Personal Information

Life was a challenge for John Woodmorappe from the very beginning. Born in the USA to Polish immigrant parents who had lost everything in World War II, he had to adapt to a new language and culture. In addition, John has a neurological disorder called Tourette’s syndrome, which causes him to have spells of torso rocking and finger wiggling. But the grace of God has given him an extraordinary ability in the area of scientific research.

John has had an insatiable curiosity in scientific matters ever since he was a toddler. At ages 10–11, he could identify tens of trees in the neighborhood, and even knew the Latin names of most of them. His friends said he sounded like a priest. An 80-year-old retired botanist would visit him, and they would go on walks together to talk about and examine different trees. By junior high, he was going to the state fairs with his science projects. Next, he went to one of the most academically demanding high schools in the whole nation.

Far from being a fundamentalist, John Woodmorappe had not been raised to believe in scriptural inerrancy in any way. Nothing drove him to unconventional science. He attended a college-preparatory Jesuit school, which was liberal theologically as well as politically. There he was taught that Genesis was myth and that organic evolution was a proven fact of science. Not knowing any better, he accepted it.

In his sophomore year, he took an advanced biology course. After organic evolution, John studied ecology, and was taught all the scare-stories of radical environmentalists as proven fact. Having learned that DDT and other organic chlorocarbons accumulate in the biosphere because they do not break down, John Woodmorappe wrote his teacher a paper. He suggested that scientists breed bacteria, after subjecting them to radiogenic mutations generation after generation, in progressively greater concentrations of DDT. Finally, we would have a strain of bacteria that not only breaks down DDT but also is dependent on it. When released into the biosphere, these bacteria would consume all the accumulated DDT. The teacher replied that this would probably not work, unless perhaps millions of years were available. This planted the first seed of doubt towards organic evolution in John's mind, because it showed that the notion of natural selection culminating in unlimited variation is something less than factual.
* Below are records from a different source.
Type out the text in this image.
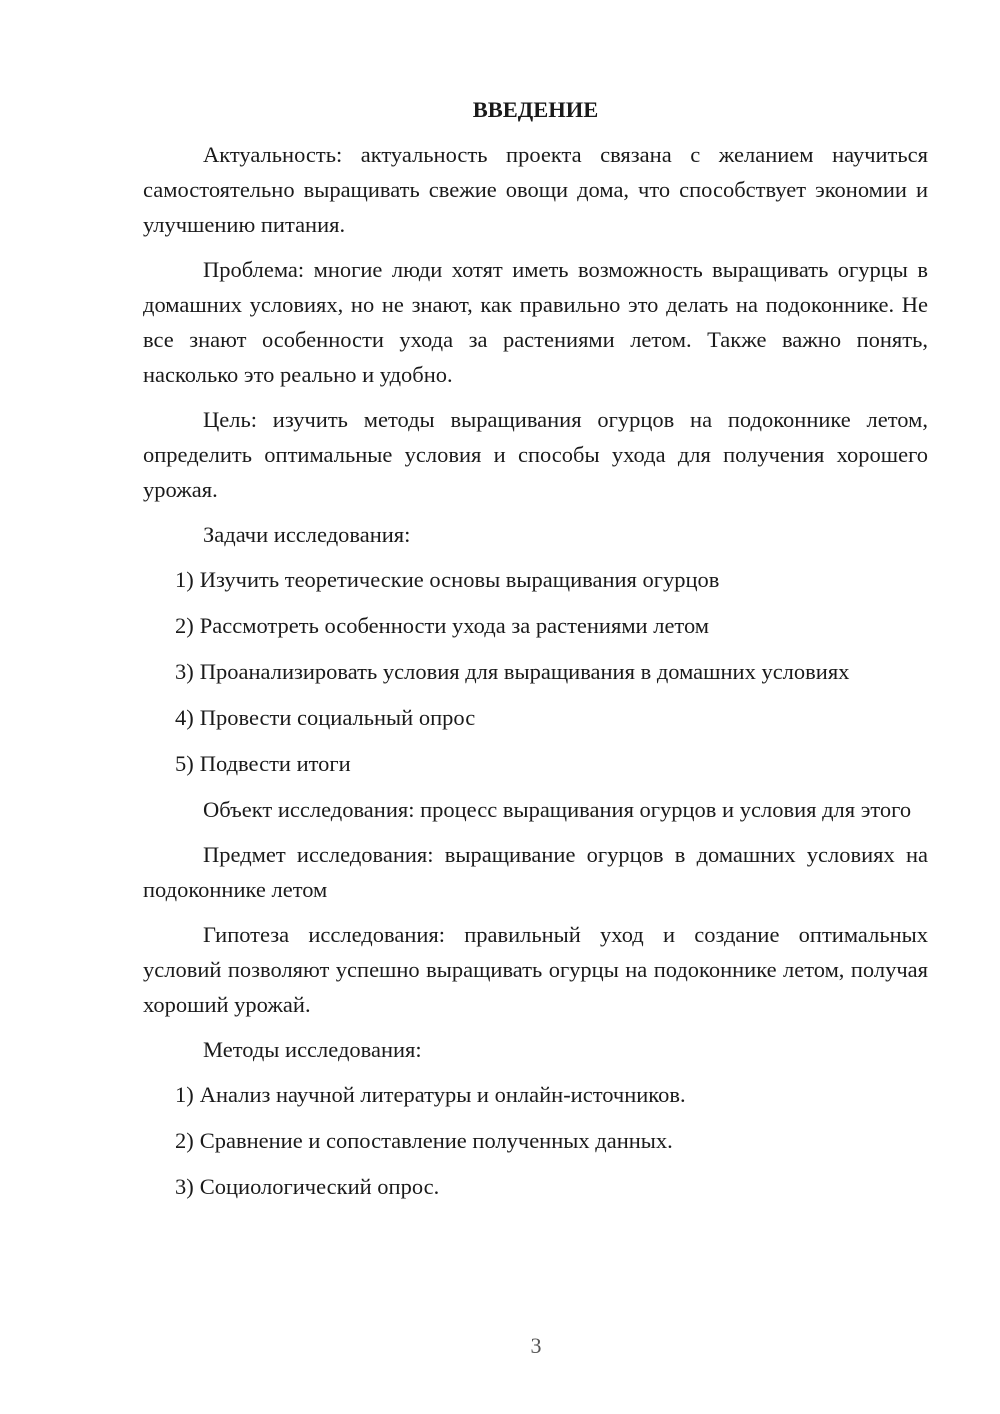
ВВЕДЕНИЕ

Актуальность: актуальность проекта связана с желанием научиться самостоятельно выращивать свежие овощи дома, что способствует экономии и улучшению питания.

Проблема: многие люди хотят иметь возможность выращивать огурцы в домашних условиях, но не знают, как правильно это делать на подоконнике. Не все знают особенности ухода за растениями летом. Также важно понять, насколько это реально и удобно.

Цель: изучить методы выращивания огурцов на подоконнике летом, определить оптимальные условия и способы ухода для получения хорошего урожая.

Задачи исследования:

1) Изучить теоретические основы выращивания огурцов
2) Рассмотреть особенности ухода за растениями летом
3) Проанализировать условия для выращивания в домашних условиях
4) Провести социальный опрос
5) Подвести итоги

Объект исследования: процесс выращивания огурцов и условия для этого

Предмет исследования: выращивание огурцов в домашних условиях на подоконнике летом

Гипотеза исследования: правильный уход и создание оптимальных условий позволяют успешно выращивать огурцы на подоконнике летом, получая хороший урожай.

Методы исследования:

1) Анализ научной литературы и онлайн-источников.
2) Сравнение и сопоставление полученных данных.
3) Социологический опрос.
3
While a freshman in college, a member of Campus Crusade for Christ won John to the Lord. He eagerly went for follow-up. During one of these sessions, he asked some offhand questions about organic evolution, the global Flood, etc. The Crusade staff man lent him a copy of The Genesis Flood (Whitcomb and Morris 1961). John studied this, and more. John became fascinated at what he saw. When he was first exposed to creationist research, he went into “creation shock.” This leads to such thoughts as: “Why did no one ever show me this before? I never realized that evolution was so full of holes! I never imagined that there are qualified scientists who question or reject organic evolution. And to think that the global Flood actually took place.”

As earlier in life, John Woodmorappe was intensely curious. He wanted to go deeper. He decided to major in both geology and biology because of the pivotal role of these two disciplines in the study of origins. Then again, he had geology in his blood, as his grandfather had been a geologist who had owned an oil well (at Boryslaw, now in the western Ukraine). He ended up with a BA in Biology, a BA in Geology, and an MA in Geology. Woodmorappe is constantly learning new things on his own, and conducting scientific research.